Regia di Bent Hamer vedi scheda film
Horten ha 67 anni e per quasi 40 ha guidato treni, sempre sulla stessa tratta, in Norvegia. Scapolo e taciturno, pipa in bocca, si appresta a svolgere il suo ultimo giorno di lavoro prima della pensione. Ma un imprevisto lo blocca e Horten si ritrova catapultato in una giornata semplicemente incredibile.

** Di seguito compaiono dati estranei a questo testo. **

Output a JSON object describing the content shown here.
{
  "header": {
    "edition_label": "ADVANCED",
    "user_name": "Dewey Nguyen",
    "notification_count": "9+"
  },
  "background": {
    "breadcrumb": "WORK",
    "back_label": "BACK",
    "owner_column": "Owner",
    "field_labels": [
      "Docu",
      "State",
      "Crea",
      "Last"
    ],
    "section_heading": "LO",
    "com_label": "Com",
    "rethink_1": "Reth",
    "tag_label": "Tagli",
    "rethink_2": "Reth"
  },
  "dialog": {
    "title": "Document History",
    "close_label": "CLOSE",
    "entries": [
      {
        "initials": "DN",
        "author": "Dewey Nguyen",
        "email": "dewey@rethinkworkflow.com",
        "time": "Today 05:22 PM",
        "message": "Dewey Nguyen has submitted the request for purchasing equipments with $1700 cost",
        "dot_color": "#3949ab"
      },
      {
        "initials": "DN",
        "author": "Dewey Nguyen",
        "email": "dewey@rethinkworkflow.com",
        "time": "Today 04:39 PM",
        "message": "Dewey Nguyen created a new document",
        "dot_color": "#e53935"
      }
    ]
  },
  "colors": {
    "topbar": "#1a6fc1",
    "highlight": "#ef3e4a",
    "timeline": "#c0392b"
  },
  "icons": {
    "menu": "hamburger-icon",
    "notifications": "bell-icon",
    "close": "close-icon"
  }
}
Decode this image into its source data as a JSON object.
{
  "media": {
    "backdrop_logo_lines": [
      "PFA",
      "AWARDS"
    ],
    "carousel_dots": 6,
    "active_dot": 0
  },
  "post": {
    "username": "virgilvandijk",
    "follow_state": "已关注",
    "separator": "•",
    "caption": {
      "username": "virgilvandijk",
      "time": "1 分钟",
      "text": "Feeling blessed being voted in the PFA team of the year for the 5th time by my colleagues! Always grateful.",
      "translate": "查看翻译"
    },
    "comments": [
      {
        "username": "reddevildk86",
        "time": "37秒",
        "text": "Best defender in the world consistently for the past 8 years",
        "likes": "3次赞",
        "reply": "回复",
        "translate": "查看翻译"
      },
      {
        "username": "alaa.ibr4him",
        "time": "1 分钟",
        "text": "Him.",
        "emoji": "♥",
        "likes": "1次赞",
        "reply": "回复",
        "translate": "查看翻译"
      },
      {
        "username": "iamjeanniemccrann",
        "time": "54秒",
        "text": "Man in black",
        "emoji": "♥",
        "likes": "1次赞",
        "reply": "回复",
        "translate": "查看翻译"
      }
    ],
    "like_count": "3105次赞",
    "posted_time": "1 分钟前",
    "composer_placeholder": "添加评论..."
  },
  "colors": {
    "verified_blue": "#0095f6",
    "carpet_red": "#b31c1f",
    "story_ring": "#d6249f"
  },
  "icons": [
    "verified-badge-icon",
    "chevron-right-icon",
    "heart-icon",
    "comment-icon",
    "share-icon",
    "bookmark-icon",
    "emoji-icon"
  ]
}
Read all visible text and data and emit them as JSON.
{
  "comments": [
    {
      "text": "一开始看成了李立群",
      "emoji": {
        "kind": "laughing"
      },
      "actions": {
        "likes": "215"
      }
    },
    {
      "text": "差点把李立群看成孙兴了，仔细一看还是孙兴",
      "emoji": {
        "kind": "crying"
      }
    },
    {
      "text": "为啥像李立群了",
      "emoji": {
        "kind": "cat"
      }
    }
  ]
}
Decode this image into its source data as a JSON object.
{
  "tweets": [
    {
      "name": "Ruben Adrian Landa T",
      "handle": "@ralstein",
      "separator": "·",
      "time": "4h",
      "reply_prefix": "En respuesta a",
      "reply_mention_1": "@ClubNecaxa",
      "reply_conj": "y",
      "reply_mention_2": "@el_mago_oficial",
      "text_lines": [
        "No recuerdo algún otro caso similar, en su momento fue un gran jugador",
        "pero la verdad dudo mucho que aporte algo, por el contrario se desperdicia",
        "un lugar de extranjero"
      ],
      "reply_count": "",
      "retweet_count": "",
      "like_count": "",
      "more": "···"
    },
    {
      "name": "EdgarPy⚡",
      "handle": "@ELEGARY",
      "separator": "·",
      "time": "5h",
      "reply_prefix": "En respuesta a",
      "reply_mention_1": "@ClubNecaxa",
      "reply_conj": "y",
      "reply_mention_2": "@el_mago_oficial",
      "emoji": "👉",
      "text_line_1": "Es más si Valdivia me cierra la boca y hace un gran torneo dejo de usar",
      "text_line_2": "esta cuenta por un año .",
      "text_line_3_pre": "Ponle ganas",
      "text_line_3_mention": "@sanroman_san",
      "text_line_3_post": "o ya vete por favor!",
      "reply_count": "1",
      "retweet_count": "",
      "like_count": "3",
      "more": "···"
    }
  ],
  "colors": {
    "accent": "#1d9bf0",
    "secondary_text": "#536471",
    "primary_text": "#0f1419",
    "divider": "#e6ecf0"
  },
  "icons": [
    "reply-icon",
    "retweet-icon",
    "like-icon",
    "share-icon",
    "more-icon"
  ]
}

La trama è minimale, brevissima e labile; Brent Hamer – regista e sceneggiatore – cerca disperatamente di allungarla come riesce, inserendo dialoghi totalmente privi di utilità e scene completamente ininfluenti che si protraggono per interi minuti: alla fine Il mondo di Horten arriverà a un’ora e mezza di durata, ma lo spettatore se ne sarà dormito almeno almeno la metà. Interessante il finale, quantomeno, diciamo negli ultimi venti minuti: ma la prima ora di film è imbarazzante nella sua vuotezza, e neppure la messa in scena è così accurata e accattivante. Difficile simpatizzare quindi per un protagonista solo, muto e privo di fascino come questo Horten; l’effetto straniante – chiaramente, chiaramente voluto – avrà anche un suo perché, ma qui davvero Hamer fallisce in pieno il suo obiettivo e gli aneddoti bizzarri inseriti qua e là nei dialoghi, i rivoli dispersivi nelle situazioni finiscono semplicemente per sembrare fuori luogo, quando non incomprensibili. Baard Owe è il protagonista: fa il suo dovere, nulla di più; al suo fianco c’è un cast di scandinavi ignoti al pubblico straniero. Quinta regia per il norvegese Hamer, rivelatosi quattro anni prima con Kitche stories (2003). 3/10.